Yearning for the Sounds of Silence
During the run up to the presidential election, many of us echoed the refrain: “we’ll be glad when it’s over”.
But it’s not over, not really. Maybe not ever. People are just as divided and opinionated as they were during the campaign, maybe more so. Demonstrators take to the ramparts at the drop of a hat to protest whatever they don’t like, and to trash innocent businesses and to personally attack those who see things differently.
United States Senators in “the world’s greatest deliberative body” are anything but deliberative — in fact, any remaining veneer of civility has been pretty much stripped away in Washington.
This is a confusing state of affairs, which I find very depressing. I know I’m not alone, so allow me to offer two of my favorite quotations from the Trappist monk and writer Thomas Merton.
I hope you enjoy reading and reflecting on Merton’s words. Perhaps you will pass them along to others — maybe it will help, in some small way. I know they help me.
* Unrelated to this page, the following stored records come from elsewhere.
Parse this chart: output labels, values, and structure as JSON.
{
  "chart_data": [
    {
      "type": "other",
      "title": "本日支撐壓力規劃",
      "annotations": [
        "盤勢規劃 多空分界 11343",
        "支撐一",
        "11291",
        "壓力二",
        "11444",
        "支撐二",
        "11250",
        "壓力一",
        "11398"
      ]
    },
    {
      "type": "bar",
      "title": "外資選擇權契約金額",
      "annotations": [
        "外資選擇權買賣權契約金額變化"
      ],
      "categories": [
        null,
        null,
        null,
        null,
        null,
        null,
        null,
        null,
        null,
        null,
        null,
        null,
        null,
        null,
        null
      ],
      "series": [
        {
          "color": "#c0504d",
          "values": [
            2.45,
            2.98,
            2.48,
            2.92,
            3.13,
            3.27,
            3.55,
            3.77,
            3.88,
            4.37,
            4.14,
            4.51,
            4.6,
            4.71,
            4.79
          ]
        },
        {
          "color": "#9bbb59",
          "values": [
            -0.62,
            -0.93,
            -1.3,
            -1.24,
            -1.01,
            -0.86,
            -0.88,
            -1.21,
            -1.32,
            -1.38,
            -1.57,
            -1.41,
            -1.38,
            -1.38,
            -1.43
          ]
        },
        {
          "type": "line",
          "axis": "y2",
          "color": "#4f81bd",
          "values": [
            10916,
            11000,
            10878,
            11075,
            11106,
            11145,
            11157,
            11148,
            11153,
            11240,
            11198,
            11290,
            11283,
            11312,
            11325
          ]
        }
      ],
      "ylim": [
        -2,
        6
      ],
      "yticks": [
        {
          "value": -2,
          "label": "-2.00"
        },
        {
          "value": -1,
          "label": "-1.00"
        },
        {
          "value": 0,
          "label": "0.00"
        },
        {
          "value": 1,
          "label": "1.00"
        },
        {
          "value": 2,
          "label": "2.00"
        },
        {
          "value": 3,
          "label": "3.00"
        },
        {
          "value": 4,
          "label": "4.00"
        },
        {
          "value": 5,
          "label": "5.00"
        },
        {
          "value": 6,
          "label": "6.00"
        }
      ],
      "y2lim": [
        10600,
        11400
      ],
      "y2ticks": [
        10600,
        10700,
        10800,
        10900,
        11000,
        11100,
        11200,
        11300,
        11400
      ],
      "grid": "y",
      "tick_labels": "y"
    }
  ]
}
It is not speaking that breaks our silence, but the anxiety to be heard. The words of the proud man impose silence on all others, so that he alone may be heard.
– Thoughts in Solitude
The world of men has forgotten the joys of silence, the peace of solitude which is necessary, to some extent, for the fullness of human living. Not all men are called to be hermits, but all men need enough silence and solitude in their lives to enable the deep inner voice of their own true self to be heard at least occasionally. When that inner voice is not heard, when man cannot attain to the spiritual peace that comes from being perfectly at one with his own true self, his life is always miserable and exhausting.